Steplog is build governance for solo agentic builders. It records what your agent did, surfaces drift, and renders the result into a single dashboard. It does not tell you what to focus on, it does not recommend, and it does not replace your judgement. Capture and nudge — never brain.
Solo builders working with coding agents have a coordination problem that traditional project tools don't solve. The agent moves fast; you move between tasks; the project's state lives partly in your head, partly in the codebase, partly in scattered chat scrollback. Things drift, and you find out three weeks later.
Steplog's bet: most of the value comes from a small, deliberate contract between the agent and a single canonical state file. Every meaningful unit of work — a build step, a design decision, a ship event — is recorded, with both a technical summary and a plain-language description. The dashboard renders from that file. The file is the truth; the dashboard is a view.
That's it. No queues, no prioritisation, no AI prioritising work for you. Just a clean record of what happened, surfaced in a way you can actually read.
state.json as the canonical contractOne file at .steplog/state.json. Validates against a JSON Schema at the project's schema-version pin. Sections, activities, decisions, nudges, security inventory, drift allowlist — all there. The schema is the source-of-truth contract; every agent reads and writes to it.

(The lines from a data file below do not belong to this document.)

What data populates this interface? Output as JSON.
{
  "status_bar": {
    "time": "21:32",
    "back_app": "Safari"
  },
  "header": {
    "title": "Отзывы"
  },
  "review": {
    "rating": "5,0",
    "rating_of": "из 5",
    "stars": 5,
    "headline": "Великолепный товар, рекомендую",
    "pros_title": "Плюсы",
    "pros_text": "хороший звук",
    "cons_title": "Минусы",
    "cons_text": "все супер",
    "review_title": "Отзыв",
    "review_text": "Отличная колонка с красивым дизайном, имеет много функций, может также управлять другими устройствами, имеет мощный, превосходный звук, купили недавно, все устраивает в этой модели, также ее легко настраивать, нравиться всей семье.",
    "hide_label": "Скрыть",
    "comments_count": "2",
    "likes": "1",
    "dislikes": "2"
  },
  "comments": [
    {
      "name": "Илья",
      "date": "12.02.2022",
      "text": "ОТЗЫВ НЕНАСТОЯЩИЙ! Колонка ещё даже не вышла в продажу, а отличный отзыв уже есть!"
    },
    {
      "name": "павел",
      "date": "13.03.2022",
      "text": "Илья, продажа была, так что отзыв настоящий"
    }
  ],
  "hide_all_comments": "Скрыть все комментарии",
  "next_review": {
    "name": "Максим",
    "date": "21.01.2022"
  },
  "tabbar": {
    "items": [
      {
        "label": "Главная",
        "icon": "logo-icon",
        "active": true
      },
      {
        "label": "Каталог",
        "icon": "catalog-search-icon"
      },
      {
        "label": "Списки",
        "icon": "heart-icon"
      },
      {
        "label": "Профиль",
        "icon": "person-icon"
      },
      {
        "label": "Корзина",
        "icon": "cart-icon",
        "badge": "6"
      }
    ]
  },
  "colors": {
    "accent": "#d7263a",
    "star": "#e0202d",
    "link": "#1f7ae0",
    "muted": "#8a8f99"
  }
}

Steplog ships with a CLI (steplog) and a Claude Code plugin. Both wrap the same state-file operations: initialize, log an activity, validate, render, archive, migrate. Codex and Cursor and Aider can adopt the same protocol from AGENT_PROTOCOL.md — there's nothing Claude-specific about the contract. Cross-agent portability is a structural commitment, not a posture.
A single Python script reads state.json and emits BUILD_LOG.html. Every panel — the build map, the lifecycle pipeline, the activity timeline, the now panel, the nudges, the security inventory — is a pure function from state to HTML. The renderer doesn't connect to anything. No external services, no telemetry, no auto-recommendation engine. The output is a single static file you open in a browser.
Steplog deliberately ships in stages. Each stage is a full product; the next stage layers on without breaking what came before.
Three rules that the renderer, the schema, and every binding follow. They are not aspirations — they are the reason Steplog can be trusted.
The dashboard may show what is odd, stale, or contradictory. The dashboard may not tell the operator what to focus on or what is most important. Words like "should", "recommended", "priority", "must" are explicitly banned in any computed surface. A build-time assertion in the renderer enforces this on the longest-stale callout; it'd be enforced anywhere prescriptive language could leak.
Every binding produces a valid state.json from any compliant input. The standalone generator renders a valid BUILD_LOG.html from any compliant state.json without binding affordances. No agent gets special treatment; no binding can extend the schema in agent-specific ways without a corresponding schema update.
Every metric or rendered element computed from state.json (rather than read directly) is visually labelled as derived. The operator can always tell the difference between "Steplog wrote this down" and "Steplog computed this from what was written down." This is what makes the % complete number safe to show — not because the number is precise, but because its derived nature is visible.
Steplog governs Steplog. The dashboard you build with Steplog is the same dashboard used to govern Steplog's own development.
The repo at github.com/datafrogger/steplog uses Steplog itself as its build-governance layer. Six committed feature packs have shipped under self-governance:
Every commit on main has been logged through the protocol. Every prod-marking decision was made via the same mechanism the dashboard surfaces. When a contradiction was caught — a section marked stable while a lifecycle stage said in-progress — it was surfaced through the same nudge engine the dashboard ships with.
The dashboard you build with Steplog is the same dashboard we governed Steplog's development with. That's the strongest argument we know how to make.
The boundary is what makes the tool trustworthy. Steplog does one thing — capture and nudge — and refuses to drift into the things it isn't.